An increase, a decrease and another increase

Modi announced that India will be increasing its land restoration target “from 21 million hectares to 26 million hectares”. This target, the prime minister said, will be achieved by 2030 to aid India in reaching land degradation neutrality, as required by the UNCCD.

Also read | Desertification Costs World Economy up to $15 Trillion: UN

There has been a degree of confusion regarding India’s land restoration target. Down to Earth has pointed out that the Ministry for Environment, Forests and Climate Change decided on June 17 at the Land Degradation Neutrality Target Setting Programme that it will be setting a target of restoring 30 million hectares of degraded land.

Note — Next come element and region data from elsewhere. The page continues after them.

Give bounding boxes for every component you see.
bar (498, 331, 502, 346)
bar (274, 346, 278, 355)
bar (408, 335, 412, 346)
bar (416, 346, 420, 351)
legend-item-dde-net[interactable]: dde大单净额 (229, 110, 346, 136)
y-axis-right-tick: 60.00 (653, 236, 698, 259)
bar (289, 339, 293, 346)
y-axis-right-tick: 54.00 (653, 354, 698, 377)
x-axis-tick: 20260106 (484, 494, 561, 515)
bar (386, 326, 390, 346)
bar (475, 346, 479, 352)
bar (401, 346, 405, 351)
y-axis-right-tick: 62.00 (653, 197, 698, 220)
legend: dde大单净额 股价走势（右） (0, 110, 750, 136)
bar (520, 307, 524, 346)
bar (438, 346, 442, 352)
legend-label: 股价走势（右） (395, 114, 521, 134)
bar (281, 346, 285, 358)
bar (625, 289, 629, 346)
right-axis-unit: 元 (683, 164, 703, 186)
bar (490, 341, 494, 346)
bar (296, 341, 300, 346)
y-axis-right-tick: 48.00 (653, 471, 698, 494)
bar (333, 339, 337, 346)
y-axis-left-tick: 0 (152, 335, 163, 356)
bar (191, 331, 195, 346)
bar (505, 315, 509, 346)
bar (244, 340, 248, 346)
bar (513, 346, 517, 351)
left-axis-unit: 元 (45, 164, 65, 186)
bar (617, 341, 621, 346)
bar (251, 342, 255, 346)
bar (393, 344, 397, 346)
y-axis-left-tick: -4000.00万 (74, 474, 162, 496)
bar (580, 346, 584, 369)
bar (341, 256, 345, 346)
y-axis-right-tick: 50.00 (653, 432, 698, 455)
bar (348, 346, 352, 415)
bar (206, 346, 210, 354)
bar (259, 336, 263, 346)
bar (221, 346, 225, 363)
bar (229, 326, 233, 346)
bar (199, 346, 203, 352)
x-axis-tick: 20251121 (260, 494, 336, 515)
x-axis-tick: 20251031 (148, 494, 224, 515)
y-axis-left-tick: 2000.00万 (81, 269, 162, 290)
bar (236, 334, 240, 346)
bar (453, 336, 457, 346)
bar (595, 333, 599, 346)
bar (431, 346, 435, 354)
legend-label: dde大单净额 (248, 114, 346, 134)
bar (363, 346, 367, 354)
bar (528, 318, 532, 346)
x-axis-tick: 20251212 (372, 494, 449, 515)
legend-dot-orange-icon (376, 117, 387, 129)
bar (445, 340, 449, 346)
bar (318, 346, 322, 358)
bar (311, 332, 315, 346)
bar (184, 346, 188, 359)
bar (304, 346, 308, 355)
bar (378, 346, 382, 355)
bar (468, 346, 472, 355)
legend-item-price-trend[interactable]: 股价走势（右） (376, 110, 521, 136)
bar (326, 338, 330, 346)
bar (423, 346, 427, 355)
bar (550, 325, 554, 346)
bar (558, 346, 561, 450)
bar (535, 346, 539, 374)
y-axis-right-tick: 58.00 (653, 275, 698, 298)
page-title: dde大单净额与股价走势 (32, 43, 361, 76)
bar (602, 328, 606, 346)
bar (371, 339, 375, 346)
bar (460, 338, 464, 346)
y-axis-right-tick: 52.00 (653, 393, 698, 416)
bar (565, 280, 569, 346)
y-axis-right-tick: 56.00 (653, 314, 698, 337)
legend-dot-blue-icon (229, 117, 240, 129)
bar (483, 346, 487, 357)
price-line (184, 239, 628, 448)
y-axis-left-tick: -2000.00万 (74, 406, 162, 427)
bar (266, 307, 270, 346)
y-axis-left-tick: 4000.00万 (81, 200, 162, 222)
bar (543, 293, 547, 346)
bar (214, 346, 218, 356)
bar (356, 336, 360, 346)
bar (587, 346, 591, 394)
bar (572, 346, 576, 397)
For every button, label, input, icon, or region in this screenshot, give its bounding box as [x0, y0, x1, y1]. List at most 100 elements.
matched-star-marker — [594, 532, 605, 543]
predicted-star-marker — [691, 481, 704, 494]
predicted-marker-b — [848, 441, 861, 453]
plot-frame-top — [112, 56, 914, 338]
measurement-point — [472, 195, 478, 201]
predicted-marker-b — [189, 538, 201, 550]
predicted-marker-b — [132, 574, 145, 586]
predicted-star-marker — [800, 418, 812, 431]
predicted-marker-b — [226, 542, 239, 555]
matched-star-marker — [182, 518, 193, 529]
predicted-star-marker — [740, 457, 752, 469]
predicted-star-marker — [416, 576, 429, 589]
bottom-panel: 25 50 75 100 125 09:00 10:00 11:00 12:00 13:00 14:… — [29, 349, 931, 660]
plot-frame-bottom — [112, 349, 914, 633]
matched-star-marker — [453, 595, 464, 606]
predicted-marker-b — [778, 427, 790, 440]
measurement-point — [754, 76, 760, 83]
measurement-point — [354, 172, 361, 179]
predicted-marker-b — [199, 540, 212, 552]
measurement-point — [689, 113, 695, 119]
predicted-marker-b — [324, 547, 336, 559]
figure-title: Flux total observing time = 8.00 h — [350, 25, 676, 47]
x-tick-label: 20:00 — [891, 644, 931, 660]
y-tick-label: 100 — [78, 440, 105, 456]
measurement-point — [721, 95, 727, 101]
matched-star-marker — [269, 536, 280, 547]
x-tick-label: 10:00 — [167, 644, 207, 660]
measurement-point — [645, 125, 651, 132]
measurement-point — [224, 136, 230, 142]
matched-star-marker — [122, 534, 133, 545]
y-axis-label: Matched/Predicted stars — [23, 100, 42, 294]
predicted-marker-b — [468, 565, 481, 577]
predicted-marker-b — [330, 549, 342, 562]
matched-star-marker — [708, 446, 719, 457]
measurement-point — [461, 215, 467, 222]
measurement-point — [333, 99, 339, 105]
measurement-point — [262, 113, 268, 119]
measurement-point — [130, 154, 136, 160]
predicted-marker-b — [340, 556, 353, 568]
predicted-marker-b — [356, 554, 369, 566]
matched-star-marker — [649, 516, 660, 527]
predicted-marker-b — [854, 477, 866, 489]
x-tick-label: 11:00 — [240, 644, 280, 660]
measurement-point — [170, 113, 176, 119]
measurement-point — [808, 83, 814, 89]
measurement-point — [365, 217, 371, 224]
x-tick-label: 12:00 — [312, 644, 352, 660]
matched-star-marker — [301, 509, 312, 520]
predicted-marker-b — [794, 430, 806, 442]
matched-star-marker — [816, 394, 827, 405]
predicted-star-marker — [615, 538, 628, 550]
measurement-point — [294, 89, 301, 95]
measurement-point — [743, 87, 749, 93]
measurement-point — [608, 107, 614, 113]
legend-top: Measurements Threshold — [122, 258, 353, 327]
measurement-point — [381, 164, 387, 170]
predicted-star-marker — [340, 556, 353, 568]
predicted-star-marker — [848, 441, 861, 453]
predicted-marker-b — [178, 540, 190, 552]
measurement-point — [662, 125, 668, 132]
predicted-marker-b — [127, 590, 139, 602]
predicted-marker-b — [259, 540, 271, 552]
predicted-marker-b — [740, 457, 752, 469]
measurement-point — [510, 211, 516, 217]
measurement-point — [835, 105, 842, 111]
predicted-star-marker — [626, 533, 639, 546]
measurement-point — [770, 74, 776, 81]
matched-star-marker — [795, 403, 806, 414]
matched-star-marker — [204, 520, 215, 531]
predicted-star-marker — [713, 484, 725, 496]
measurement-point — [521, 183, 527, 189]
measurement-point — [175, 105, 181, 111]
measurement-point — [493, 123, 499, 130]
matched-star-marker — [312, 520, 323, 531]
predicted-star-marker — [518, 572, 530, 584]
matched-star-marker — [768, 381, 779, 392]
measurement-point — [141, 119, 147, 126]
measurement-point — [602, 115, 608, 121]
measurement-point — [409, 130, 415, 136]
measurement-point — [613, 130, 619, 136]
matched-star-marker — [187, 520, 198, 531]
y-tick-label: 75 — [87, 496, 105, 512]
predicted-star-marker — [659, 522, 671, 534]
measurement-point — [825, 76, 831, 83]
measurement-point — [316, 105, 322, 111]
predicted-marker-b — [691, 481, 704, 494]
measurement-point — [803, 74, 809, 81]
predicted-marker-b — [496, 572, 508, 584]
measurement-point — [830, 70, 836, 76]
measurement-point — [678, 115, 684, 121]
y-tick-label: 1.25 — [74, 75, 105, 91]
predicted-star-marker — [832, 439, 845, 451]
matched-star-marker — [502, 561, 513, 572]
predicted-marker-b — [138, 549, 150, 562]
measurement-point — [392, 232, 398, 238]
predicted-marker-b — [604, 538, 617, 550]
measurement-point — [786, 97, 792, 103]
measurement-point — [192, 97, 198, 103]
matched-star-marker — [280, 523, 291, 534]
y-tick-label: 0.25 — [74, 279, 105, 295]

On August 28, however, at the curtain raiser for the COP 14, minister in charge Prakash Javadekar said that the target figure was substantially lower, at five million hectares.

Thus, Modi’s announcement is an improvement over the figure quoted by Javadekar, but lower than the figure that the ministry had earlier decided on.

Even the 26-million-hectare target which has now been set by Modi is only 27% of the land that is already degraded in India. According to a 2016 study by the Indian Space Research Organisation (ISRO), 96 million hectares of land area in the country already stands degraded.

Counting India’s tree cover

Speaking at the conference, Modi also claimed that India increased its tree cover by 0.8 million hectares between 2015 and 2017. “In cases where there is any diversion of forest land, that has to be compensated by afforestation and a monetary payment is also made,” he said.

Also read | How Did India End up Staring at a Water-Uncertain Future?

India’s data on tree and forest cover has come in for questioning, including by the UN itself, as Business Standard reported this January. It had found that the tree cover data submitted by India was lacking transparency and clarity. “The data and information used by India in constructing its FRL are partially transparent and not complete and therefore not fully in accordance with the guidelines contained,” a UN review said of the data provided by India.

Experts and academics have also raised eyebrows at the government’s claim that the tree cover in India has increased. They have said that India has erroneously included commercial plantations in its tree and forest cover data.

The ZBNF impact

Modi also claimed that measures such as micro irrigation and the government’s promotion of zero budget natural farming (ZBNF) will lead to the restoration of degraded land and minimise further erosion.

However, as The Wire has reported earlier, no scientific studies have been completed on the effectiveness of ZBNF in achieving any of what the government claims it can. Government-funded research institutes are in the process of testing its effectiveness on various parameters, including its impact on soil quality, which is relevant here given Modi’s claim that ZBNF can help achieve the goal of land degradation neutrality.

Modi also used the platform to underline his government’s commitment to ending the use of single-use plastic. “Menace of plastic waste will also lead to land degradation and it will be irreversible. We will put an end to single use plastic in the coming years. The time has come for world to say goodbye to single use plastic,” he said.